This Article is From Nov 22, 2009

Oldest carbon 'discovered' in universe

Washington:

Astronomers have discovered the oldest and most distant carbon in the universe, but they claim that there is not enough of it to support the theories of how the universe lit up.

In the early universe, a dark pervasive fog of neutral hydrogen gas lurked everywhere. Planetary scientists believe this fog cleared when the first stars formed to emit light.

There is a close connection between the amount of light and carbon produced in stars. But adding up all the 13-billion-year-old carbon detected, an international team came to the conclusion the amount of carbon, and therefore the number of massive stars, was insufficient to lift the fog.

"So light must come from somewhere else, perhaps an unknown population of quasars, or stars that lock-up more of their carbon, or carbon hidden in unobserved states," Dr Emma Ryan-Weber of Swinburne University of Technology, who led the team, said.

When the universe began with the Big Bang only hydrogen and helium existed. The astronomers know the carbon they have discovered is old because it was detected in infrared wavelength rather than in the ultra-violet as on Earth.

The universe has expanded so much since the Big Bang that the wavelength of the light from carbon atoms has stretched from 155 to 1085 nanometres by the time it reaches the Earth.

Even though astronomers have been observing intergalactic carbon for many years, no-one had tried to detect it in the early Universe, because this involved looking in the near-infra-red.

Observations in the near-infrared are challenging because of the interference of intense 'airglow' lines in the night sky.

The details surrounding the end of the dark Universe, a process know as re-ionisation, are among the last mysteries of modern cosmology.

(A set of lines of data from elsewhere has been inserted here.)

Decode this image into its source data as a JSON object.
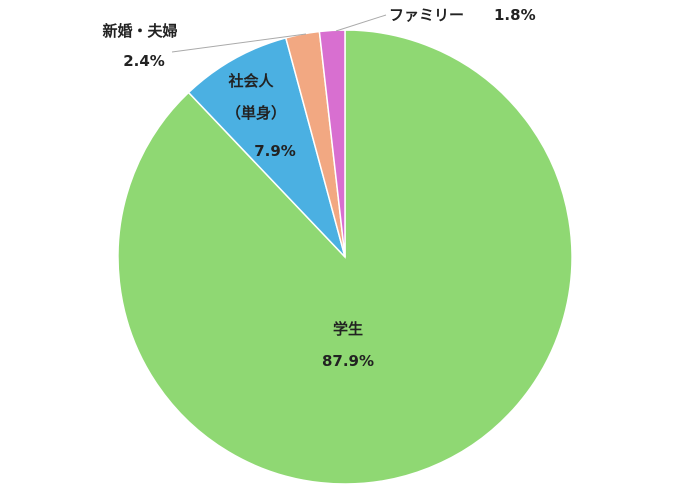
{
  "chart_data": {
    "type": "pie",
    "start_angle": "12 o'clock",
    "direction": "clockwise",
    "slices": [
      {
        "label": "学生",
        "value": 87.9,
        "value_label": "87.9%",
        "color": "#8FD873"
      },
      {
        "label": "社会人",
        "label2": "（単身）",
        "value": 7.9,
        "value_label": "7.9%",
        "color": "#4BB0E2"
      },
      {
        "label": "新婚・夫婦",
        "value": 2.4,
        "value_label": "2.4%",
        "color": "#F2A882"
      },
      {
        "label": "ファミリー",
        "value": 1.8,
        "value_label": "1.8%",
        "color": "#D86FD0"
      }
    ],
    "legend": "none"
  }
}
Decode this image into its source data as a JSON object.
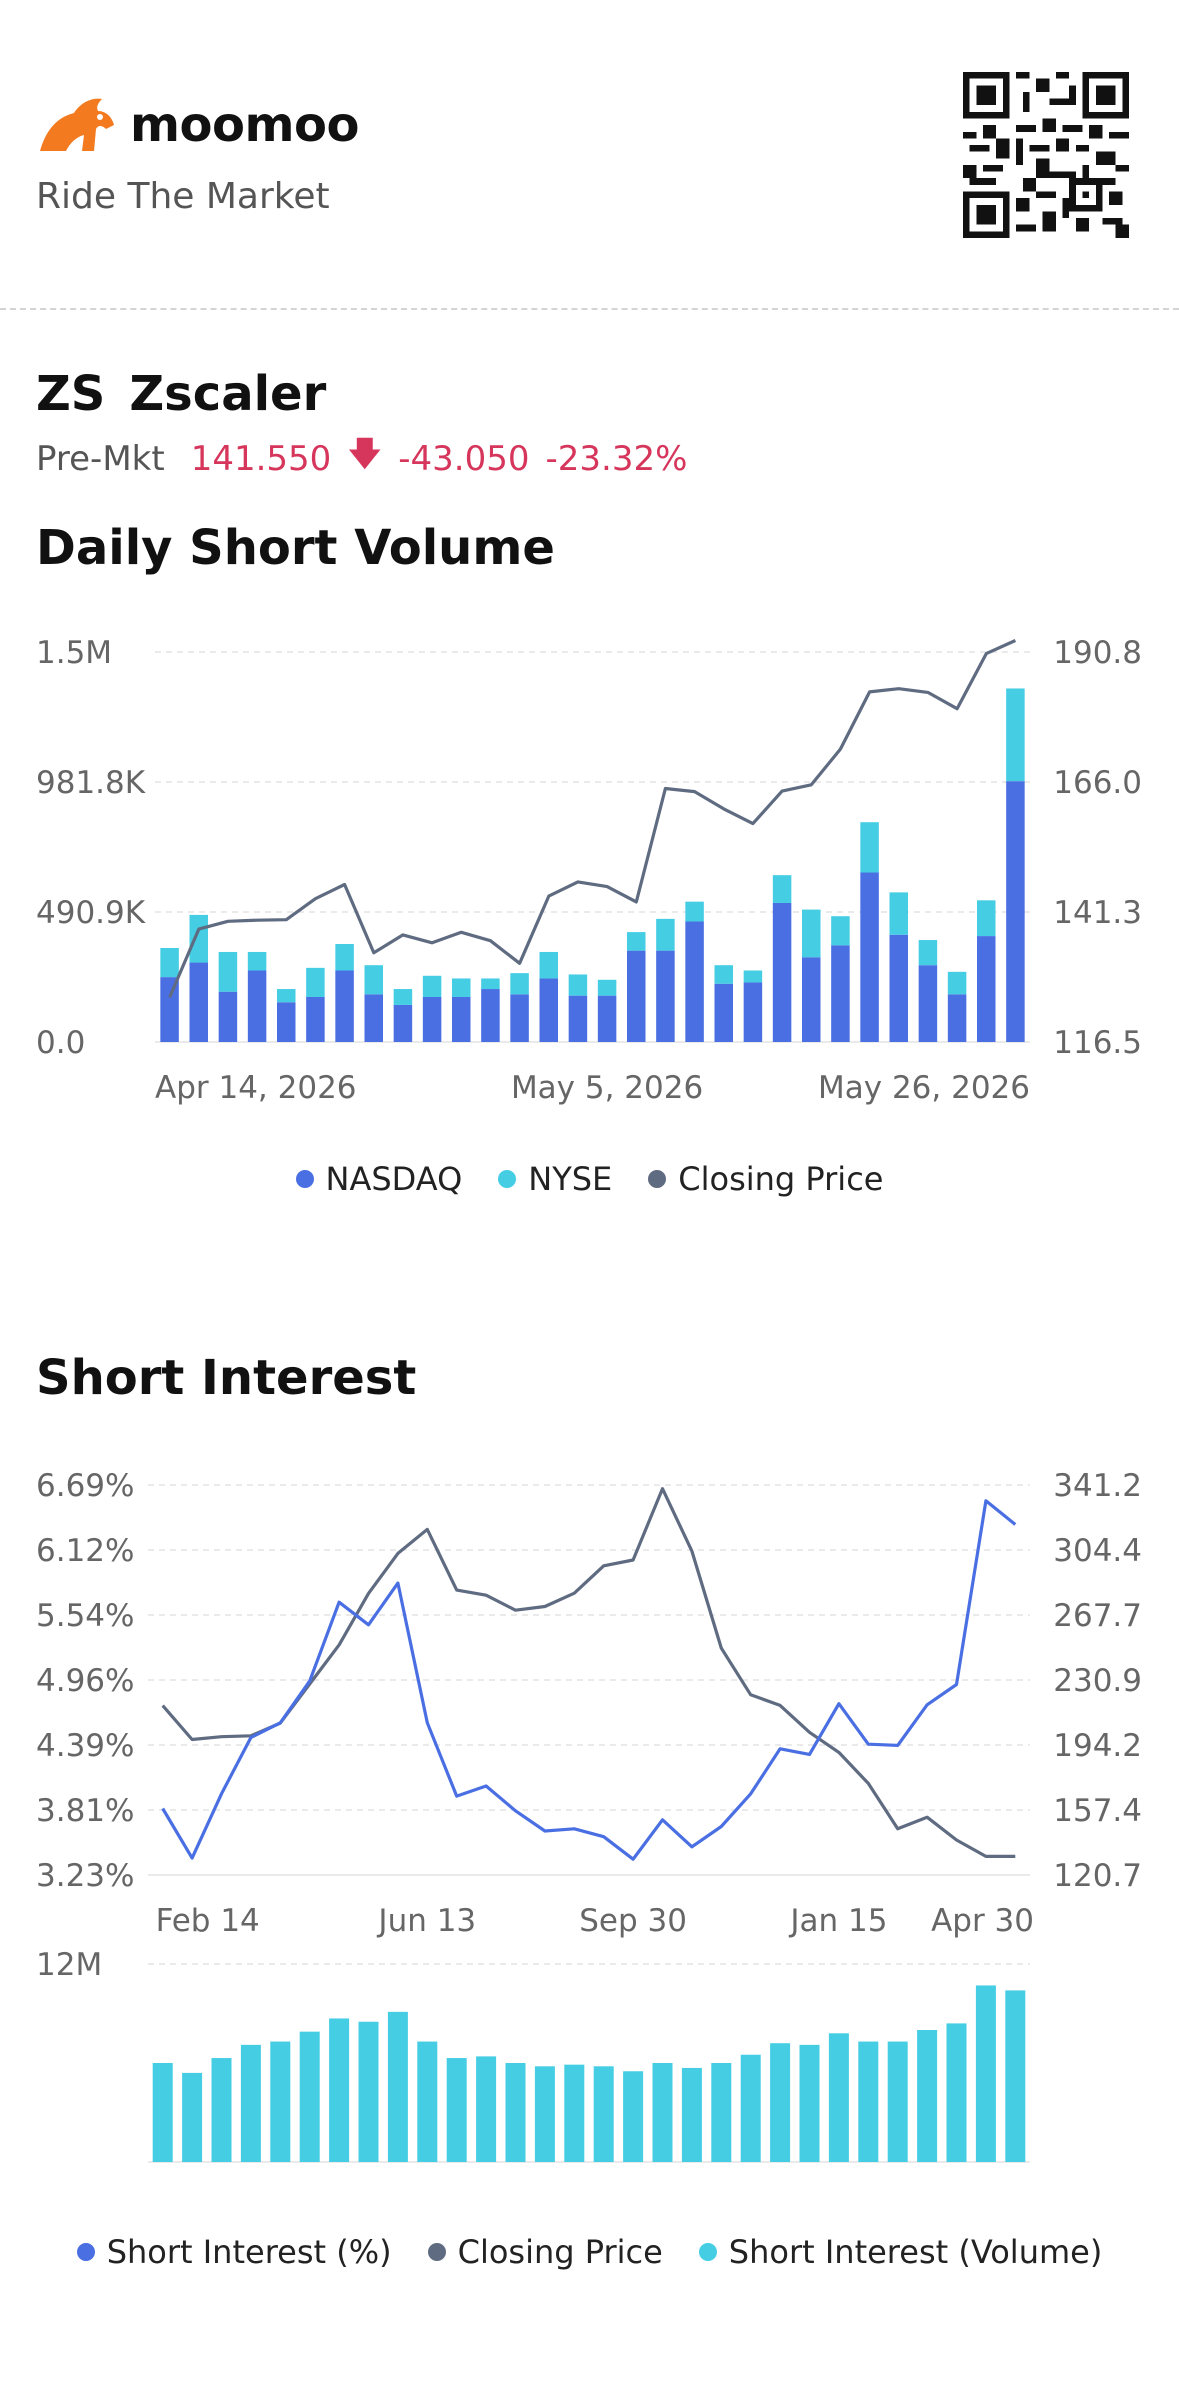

Astronomers have yet to discover when the starlight from the first galaxies lit up the Universe, ionising the surrounding neutral hydrogen gas. And they don't know how massive these galaxies were, or whether they contained the same types of stars as we see today.

Even measurements suggesting the greatest number of galaxies in the early Universe could only lead to just enough light to lift the fog if the conditions are tweaked in the right way. Emma's survey of intergalactic carbon in the early universe provides a completely independent measure of the amount of starlight.

"A lot more starlight is needed to lift the fog. It's like going from a visibility of a metre to being able to see a kilometre down the road," Ryan-Weber said.